Fitch Affirms 3 Indonesian Palm Oil Producers; Outlook Stable
At the same time the agency has affirmed SMART's IDR1trn bonds due in 2017 and 2019 at 'AA(idn)'.
'AA' National Ratings denote expectations of very low default risk relative to other issuers or obligations in the same country. The default risk inherently differs only slightly from that of the country's highest rated issuers or obligations.
KEY RATINGS DRIVERS
Delayed Deleveraging: Fitch now expects GAR to begin deleveraging about a year later than previously forecast, because of low CPO prices, thinner downstream margins and disappointing performance of its China operations. The affirmation of the ratings on the three GAR subsidiaries is driven by Fitch's expectation that GAR's consolidated profile will improve, with FFO-adjusted leverage falling to around 4x by end-2016. This is in line with management's expectation that losses at GAR's Chinese operation in 2014 are non-recurring, the global CPO price will rebound in 2016, and higher refining capacity utilisation will improve overall downstream margins.
Strong Linkage, Rating Equalised: The ratings of SMART, IMT, and SMS are equalised with that of GAR's credit profile, driven by Fitch's view of strong strategic and operating linkages. These three subsidiaries account for about 70% of GAR's consolidated CPO production and planted area.
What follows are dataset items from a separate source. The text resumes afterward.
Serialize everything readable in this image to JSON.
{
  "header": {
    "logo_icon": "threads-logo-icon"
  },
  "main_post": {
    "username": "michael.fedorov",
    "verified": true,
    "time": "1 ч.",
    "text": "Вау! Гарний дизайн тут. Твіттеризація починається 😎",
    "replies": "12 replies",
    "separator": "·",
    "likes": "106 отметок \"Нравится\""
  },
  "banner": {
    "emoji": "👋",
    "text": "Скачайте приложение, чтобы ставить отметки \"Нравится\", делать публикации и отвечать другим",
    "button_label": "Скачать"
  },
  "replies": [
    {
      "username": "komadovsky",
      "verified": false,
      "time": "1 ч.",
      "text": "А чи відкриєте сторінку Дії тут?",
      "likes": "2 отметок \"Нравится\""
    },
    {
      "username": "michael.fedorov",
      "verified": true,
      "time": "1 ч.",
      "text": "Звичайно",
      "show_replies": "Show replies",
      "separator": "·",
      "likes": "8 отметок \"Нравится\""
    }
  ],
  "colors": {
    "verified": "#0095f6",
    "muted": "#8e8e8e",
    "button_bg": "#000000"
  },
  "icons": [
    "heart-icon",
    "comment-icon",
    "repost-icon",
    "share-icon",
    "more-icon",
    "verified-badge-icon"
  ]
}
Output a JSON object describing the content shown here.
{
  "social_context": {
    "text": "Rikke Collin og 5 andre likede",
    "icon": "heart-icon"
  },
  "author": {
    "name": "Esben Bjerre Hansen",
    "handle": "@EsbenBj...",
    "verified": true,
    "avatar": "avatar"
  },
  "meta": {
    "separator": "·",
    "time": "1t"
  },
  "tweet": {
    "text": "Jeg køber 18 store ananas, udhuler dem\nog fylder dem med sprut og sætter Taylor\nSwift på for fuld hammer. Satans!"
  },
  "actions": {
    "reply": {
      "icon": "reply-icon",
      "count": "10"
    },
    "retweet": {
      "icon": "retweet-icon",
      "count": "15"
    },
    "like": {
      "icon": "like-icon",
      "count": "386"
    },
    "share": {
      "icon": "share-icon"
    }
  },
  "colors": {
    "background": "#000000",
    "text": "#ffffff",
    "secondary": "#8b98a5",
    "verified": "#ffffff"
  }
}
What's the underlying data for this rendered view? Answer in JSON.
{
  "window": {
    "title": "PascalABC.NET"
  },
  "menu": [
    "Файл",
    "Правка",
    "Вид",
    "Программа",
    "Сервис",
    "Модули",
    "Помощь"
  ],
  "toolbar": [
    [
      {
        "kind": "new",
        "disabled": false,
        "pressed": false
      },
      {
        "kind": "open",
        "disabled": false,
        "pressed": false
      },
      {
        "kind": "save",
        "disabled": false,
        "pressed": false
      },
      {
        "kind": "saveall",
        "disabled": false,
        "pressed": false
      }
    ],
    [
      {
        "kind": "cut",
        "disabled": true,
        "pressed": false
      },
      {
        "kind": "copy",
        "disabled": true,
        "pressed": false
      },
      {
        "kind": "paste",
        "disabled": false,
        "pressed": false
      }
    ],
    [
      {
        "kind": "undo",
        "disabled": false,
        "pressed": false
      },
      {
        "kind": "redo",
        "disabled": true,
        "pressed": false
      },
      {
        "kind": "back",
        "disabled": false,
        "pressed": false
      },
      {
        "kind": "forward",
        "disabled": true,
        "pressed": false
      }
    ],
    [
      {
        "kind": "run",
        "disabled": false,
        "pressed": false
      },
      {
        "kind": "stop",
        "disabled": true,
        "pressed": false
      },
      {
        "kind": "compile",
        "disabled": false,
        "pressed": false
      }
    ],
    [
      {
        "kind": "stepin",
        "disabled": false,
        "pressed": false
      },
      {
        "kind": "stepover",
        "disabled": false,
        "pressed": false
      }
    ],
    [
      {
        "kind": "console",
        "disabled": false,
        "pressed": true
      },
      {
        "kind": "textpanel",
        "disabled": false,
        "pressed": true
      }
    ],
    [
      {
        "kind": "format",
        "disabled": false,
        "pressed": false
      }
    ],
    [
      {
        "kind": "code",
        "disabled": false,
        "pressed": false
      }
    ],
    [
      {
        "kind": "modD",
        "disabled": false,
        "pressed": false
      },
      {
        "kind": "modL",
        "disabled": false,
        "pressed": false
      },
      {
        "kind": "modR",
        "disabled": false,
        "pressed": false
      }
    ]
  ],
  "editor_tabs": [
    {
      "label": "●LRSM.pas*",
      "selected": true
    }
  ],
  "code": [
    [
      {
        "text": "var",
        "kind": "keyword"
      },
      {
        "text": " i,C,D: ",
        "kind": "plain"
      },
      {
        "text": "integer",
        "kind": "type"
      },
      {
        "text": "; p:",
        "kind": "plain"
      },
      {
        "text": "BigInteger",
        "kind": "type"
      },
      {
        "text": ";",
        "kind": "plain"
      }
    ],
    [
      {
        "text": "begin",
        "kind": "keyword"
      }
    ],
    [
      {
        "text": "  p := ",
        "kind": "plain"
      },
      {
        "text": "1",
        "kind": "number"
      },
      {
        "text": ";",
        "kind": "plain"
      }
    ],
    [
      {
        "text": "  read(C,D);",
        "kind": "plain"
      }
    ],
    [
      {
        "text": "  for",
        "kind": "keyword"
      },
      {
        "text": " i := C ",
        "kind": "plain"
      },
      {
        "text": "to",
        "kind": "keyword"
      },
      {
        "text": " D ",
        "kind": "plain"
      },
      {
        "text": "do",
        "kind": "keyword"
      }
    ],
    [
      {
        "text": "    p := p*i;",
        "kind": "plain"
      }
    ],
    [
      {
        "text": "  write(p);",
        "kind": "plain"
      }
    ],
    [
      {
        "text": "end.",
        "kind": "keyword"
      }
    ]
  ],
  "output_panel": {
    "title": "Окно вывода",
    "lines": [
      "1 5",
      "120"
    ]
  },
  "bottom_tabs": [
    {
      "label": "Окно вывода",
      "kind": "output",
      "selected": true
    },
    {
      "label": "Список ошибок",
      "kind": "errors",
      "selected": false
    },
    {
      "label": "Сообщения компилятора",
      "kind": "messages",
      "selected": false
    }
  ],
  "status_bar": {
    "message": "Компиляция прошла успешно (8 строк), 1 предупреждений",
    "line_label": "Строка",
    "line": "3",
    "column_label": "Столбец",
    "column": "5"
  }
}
Fitch expects the linkages to remain strong over the medium term, supported by the subsidiaries' strong plantation contribution, which is a result of their high productivity and favourable age profile.
Liquid Inventories, Limited Capex: Around 30%-40% of GAR's debts are used as working capital to finance inventories (CPO and other palm oil products) that are easily monetised, which mitigate risks from GAR's higher-than-expected leverage. Further, as major debt-funded capex has been completed, Fitch does not expect GAR to commit to more large-scale capex that will increase its leverage profile in the medium term.
Large Plantation Holdings: GAR's credit profile is underpinned by its holdings of large plantations with favourable operating profiles, which lead to strong cash flow generation. GAR is second-largest palm oil producer globally by planted area, with mature plantation profile at around 14 years as of end 2014. GAR's high plantation productivity and efficient operations allow the group to maintain a low production cash cost that helps to counterbalance volatility in commodity prices.
Diversified Funding Access: Over the past few years, GAR has established a good track record in accessing various funding avenues. GAR has been listed on the Singapore Stock Exchange since 1999 and has access to regional debt markets. It also has good banking relationships, which provide a competitive cost of funds. Although Fitch believes the Sinar Mas group's history of debt restructuring will continue to constrain GAR's funding access, the company's improved funding access shows that the risk has waned. GAR has USD390m of convertible bonds that may be redeemed in October 2015 at the option of the bondholders, which the company plans to refinance through medium-term notes (MTN) and bank loans. In April 2014 GAR established a USD 1.5bn (multicurrency) MTN programme. The company has USD330m in unutilised working capital lines.
KEY ASSUMPTIONS
Fitch's key assumptions within our rating case for the issuer include:
- Flat CPO price of USD650/ ton in 2015 through 2018.
- Refining utilisation improves to 85% in 2015 and 92% in 2016 from 75% in 2014.
- Plantation productivity maintained
- China operations break even in 2015
RATING SENSITIVITIES
Negative: Future developments that may, individually or collectively, lead to negative rating action include:
- Consolidated FFO leverage at more than 4x on a sustained basis. Fitch expects leverage will remain high in 2015 but gradually come down closer to 4x by end-2016.
- EBITDA margins at less than 8.5% on a sustained basis (2014: 6.6%)
Positive rating action is not expected over the medium term, due to GAR's high leverage profile.